In Lombardia, i bossiani di ferro sono barricati intorno a Marco Reguzzoni nel bustocco, anche se in generale il movimento è molto più compatto sull'asse Maroni-Salvini. Ma c'è un problema in più, quello del rapporto con il governatore Formigoni, al quale si chiedono segnali forti su determinati temi (Expo, esodati, sanità) ma nel contempo gli si sventola sotto il naso la scadenza anticipata di mandato già l'anno prossimo. Il che potrebbe innescare un perverso effetto-domino sulle giunte piemontesi e venete di Roberto Cota e Luca Zaia, rette da un'alleanza Lega-Pdl.

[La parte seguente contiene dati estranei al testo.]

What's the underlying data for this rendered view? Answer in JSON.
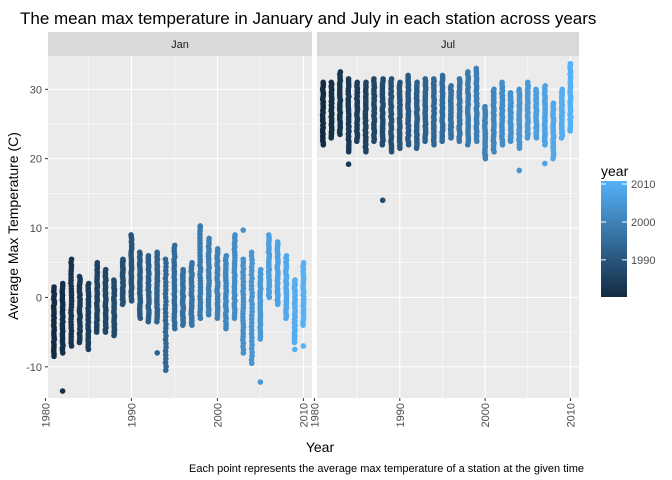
{
  "chart_data": {
    "type": "scatter",
    "title": "The mean max temperature in January and July in each station across years",
    "xlabel": "Year",
    "ylabel": "Average Max Temperature (C)",
    "caption": "Each point represents the average max temperature of a station at the given time",
    "xlim": [
      1980.3,
      2011.0
    ],
    "ylim": [
      -14.5,
      34.8
    ],
    "x_ticks": [
      1980,
      1990,
      2000,
      2010
    ],
    "x_tick_labels": [
      "1980",
      "1990",
      "2000",
      "2010"
    ],
    "y_ticks": [
      -10,
      0,
      10,
      20,
      30
    ],
    "y_tick_labels": [
      "-10",
      "0",
      "10",
      "20",
      "30"
    ],
    "grid": true,
    "legend": {
      "title": "year",
      "position": "right",
      "type": "colorbar",
      "range": [
        1981,
        2010
      ],
      "ticks": [
        1990,
        2000,
        2010
      ],
      "tick_labels": [
        "1990",
        "2000",
        "2010"
      ],
      "low_color": "#132B43",
      "high_color": "#56B1F7"
    },
    "colors": {
      "panel_background": "#ebebeb",
      "strip_background": "#d9d9d9",
      "grid": "#ffffff"
    },
    "facets": [
      {
        "name": "Jan",
        "points": [
          {
            "year": 1981,
            "min": -8.5,
            "max": 1.5
          },
          {
            "year": 1982,
            "min": -8.0,
            "max": 2.0
          },
          {
            "year": 1983,
            "min": -7.0,
            "max": 5.5
          },
          {
            "year": 1984,
            "min": -6.5,
            "max": 3.0
          },
          {
            "year": 1985,
            "min": -7.5,
            "max": 2.0
          },
          {
            "year": 1986,
            "min": -5.0,
            "max": 5.0
          },
          {
            "year": 1987,
            "min": -5.0,
            "max": 4.0
          },
          {
            "year": 1988,
            "min": -5.5,
            "max": 2.5
          },
          {
            "year": 1989,
            "min": -1.0,
            "max": 5.5
          },
          {
            "year": 1990,
            "min": -0.5,
            "max": 9.0
          },
          {
            "year": 1991,
            "min": -3.0,
            "max": 6.5
          },
          {
            "year": 1992,
            "min": -3.5,
            "max": 6.0
          },
          {
            "year": 1993,
            "min": -3.5,
            "max": 6.5
          },
          {
            "year": 1994,
            "min": -10.5,
            "max": 5.5
          },
          {
            "year": 1995,
            "min": -4.5,
            "max": 7.5
          },
          {
            "year": 1996,
            "min": -4.0,
            "max": 4.0
          },
          {
            "year": 1997,
            "min": -4.0,
            "max": 5.0
          },
          {
            "year": 1998,
            "min": -3.0,
            "max": 10.0
          },
          {
            "year": 1999,
            "min": -2.5,
            "max": 8.5
          },
          {
            "year": 2000,
            "min": -3.0,
            "max": 7.0
          },
          {
            "year": 2001,
            "min": -4.5,
            "max": 6.0
          },
          {
            "year": 2002,
            "min": -3.0,
            "max": 9.0
          },
          {
            "year": 2003,
            "min": -8.0,
            "max": 5.5
          },
          {
            "year": 2004,
            "min": -9.0,
            "max": 6.5
          },
          {
            "year": 2005,
            "min": -6.0,
            "max": 4.0
          },
          {
            "year": 2006,
            "min": 0.0,
            "max": 9.0
          },
          {
            "year": 2007,
            "min": -1.0,
            "max": 8.0
          },
          {
            "year": 2008,
            "min": -3.0,
            "max": 6.0
          },
          {
            "year": 2009,
            "min": -6.5,
            "max": 2.5
          },
          {
            "year": 2010,
            "min": -4.0,
            "max": 5.0
          }
        ],
        "outliers": [
          {
            "year": 1982,
            "value": -13.5
          },
          {
            "year": 1993,
            "value": -8.0
          },
          {
            "year": 1998,
            "value": 10.3
          },
          {
            "year": 2003,
            "value": 9.7
          },
          {
            "year": 2004,
            "value": -9.5
          },
          {
            "year": 2005,
            "value": -12.2
          },
          {
            "year": 2009,
            "value": -7.5
          },
          {
            "year": 2010,
            "value": -7.0
          }
        ]
      },
      {
        "name": "Jul",
        "points": [
          {
            "year": 1981,
            "min": 22.0,
            "max": 31.0
          },
          {
            "year": 1982,
            "min": 23.0,
            "max": 31.0
          },
          {
            "year": 1983,
            "min": 23.5,
            "max": 32.5
          },
          {
            "year": 1984,
            "min": 21.0,
            "max": 31.5
          },
          {
            "year": 1985,
            "min": 22.5,
            "max": 31.0
          },
          {
            "year": 1986,
            "min": 21.0,
            "max": 31.0
          },
          {
            "year": 1987,
            "min": 22.5,
            "max": 31.5
          },
          {
            "year": 1988,
            "min": 22.0,
            "max": 31.5
          },
          {
            "year": 1989,
            "min": 21.0,
            "max": 31.5
          },
          {
            "year": 1990,
            "min": 21.5,
            "max": 31.0
          },
          {
            "year": 1991,
            "min": 22.0,
            "max": 32.0
          },
          {
            "year": 1992,
            "min": 21.5,
            "max": 31.0
          },
          {
            "year": 1993,
            "min": 22.5,
            "max": 31.5
          },
          {
            "year": 1994,
            "min": 22.0,
            "max": 31.5
          },
          {
            "year": 1995,
            "min": 22.5,
            "max": 32.0
          },
          {
            "year": 1996,
            "min": 23.0,
            "max": 30.5
          },
          {
            "year": 1997,
            "min": 22.5,
            "max": 31.5
          },
          {
            "year": 1998,
            "min": 22.0,
            "max": 32.5
          },
          {
            "year": 1999,
            "min": 22.5,
            "max": 33.0
          },
          {
            "year": 2000,
            "min": 20.0,
            "max": 27.5
          },
          {
            "year": 2001,
            "min": 21.0,
            "max": 30.0
          },
          {
            "year": 2002,
            "min": 22.0,
            "max": 31.0
          },
          {
            "year": 2003,
            "min": 22.5,
            "max": 29.5
          },
          {
            "year": 2004,
            "min": 21.5,
            "max": 30.0
          },
          {
            "year": 2005,
            "min": 23.0,
            "max": 31.0
          },
          {
            "year": 2006,
            "min": 23.0,
            "max": 30.0
          },
          {
            "year": 2007,
            "min": 22.0,
            "max": 30.5
          },
          {
            "year": 2008,
            "min": 20.0,
            "max": 28.0
          },
          {
            "year": 2009,
            "min": 23.0,
            "max": 30.0
          },
          {
            "year": 2010,
            "min": 24.0,
            "max": 33.5
          }
        ],
        "outliers": [
          {
            "year": 1984,
            "value": 19.2
          },
          {
            "year": 1988,
            "value": 14.0
          },
          {
            "year": 2004,
            "value": 18.3
          },
          {
            "year": 2007,
            "value": 19.3
          },
          {
            "year": 2010,
            "value": 33.7
          }
        ]
      }
    ]
  }
}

Sullo sfondo, l'ombra lunga di un Bossi che di mollare il Carroccio del quale è stato padre-padrone non ha proprio intenzione. Al di là delle citazioni salomoniche e delle lacrime, il Senatùr pare aver ancora molto da dire nelle vicende del movimento. E soprattutto non pare disponibile ad accettare di essere il solo responsabile del patatrac. Anche se la teoria del complotto mostra oggettivamente la corda, e lo pensa la maggioranza dei militanti stessi.
Insomma, tanta carne al fuoco per Maroni: il suo primo intervento è stato carico di buoni propositi, ma politicamente interlocutorio. Ci sono sì le minacce di lasciare Roma, con annesse poltrone e prebende e la voglia di dare battaglia con sindaci e amministratori locali, ma alla fine la prima vera sfida del Carroccio è quella di ricostruire un'unità interna. E non sarà facile, soprattutto se strada facendo emergerà l'inevitabile voglia di chiudere qualche conto in sospeso.